See what I mean? Visible odor.
So, my new secret weapon is Connie Chung. Our guinea pig, Connie Chung, not the one who's married to Maury Pauvich. What was she thinking? Anyway....
Here is some Monday cute for you...
Guinea pigs, or cavies, which is their real name, need lots of attention. They are very social. So, being responsible pet owners, we can't get Connie Chung a companion until she's older and the vet can determine her gender. We do not want lots of little Connie Chungs around here. So, at least once a day, we take her out, spread an old blanket, and play with her. The exercise and the social time are important.
Let me pause by saying that we had a dog for seven years, and although we gave her a safe home and loved her very much, we were ignorant of the ways of responsible pet ownership. I am determined to make up for that. Cavies are a great pet. Very gentle, they live for 8-10 years, so it's a long-term commitment. They love to be petted and will purr if you do it just right!
Apparently, she thinks I am after her lettuce. Two points here. The first is that in order to feel secure, cavies need a place to hide. Connie Chug has three. The first is behind the ramp to her feeding area. The second is in a little wood tunnel, and the third is in a little basket made of timothy (a kind of hay, not the Buoys' song - eww!), which she has turned into her...ahem...toilet area. Essentially, she's house trained!

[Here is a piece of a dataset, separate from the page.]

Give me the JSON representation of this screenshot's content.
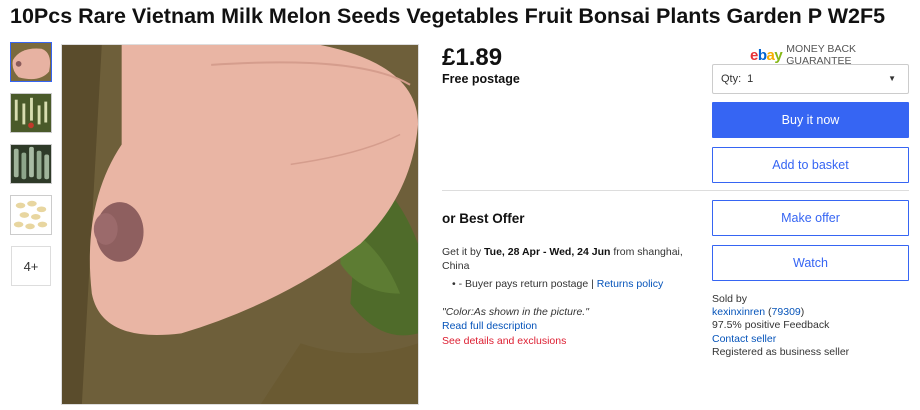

The second point is that cavies require three different kinds of food for different nutritional reasons. They eat (fresh) hay, which actually smells really awesome. It's like walking into a barn that hasn't been pooped in. They also need fresh fruits and veg. Connie Chung's favorites are seedless grapes, romaine lettuce, and carrot pieces. We cut the grapes into fours and the carrot pieces small, so she can grab one and hide, if so inclined. The third type of food is a dry food mix especially for them. They need to avoid certain seeds, which they can choke on. It may look like bird seed, but it is not.
This is my favorite picture. You can see her little paws. I keep expecting her to use them like a squirrel does. She cleans her face with them, but does not hold food with them. When she is older, the tiny tips of the nails will need to be trimmed to keep her from scratching us or herself. In the wild, they would have been worn down from walking across the ground. She does not bite, but she does do gentle, little test nibbles on your fingers. As an herbivore, she does not have very pointy teeth.
I would highly recommend a cavy as a pet for older children, at least 9-10 years of age. They are gentle, relatively inexpensive to care for (as opposed to dogs or cats), and a good way to teach the responsible care of animals. Plus, they are so darn cute.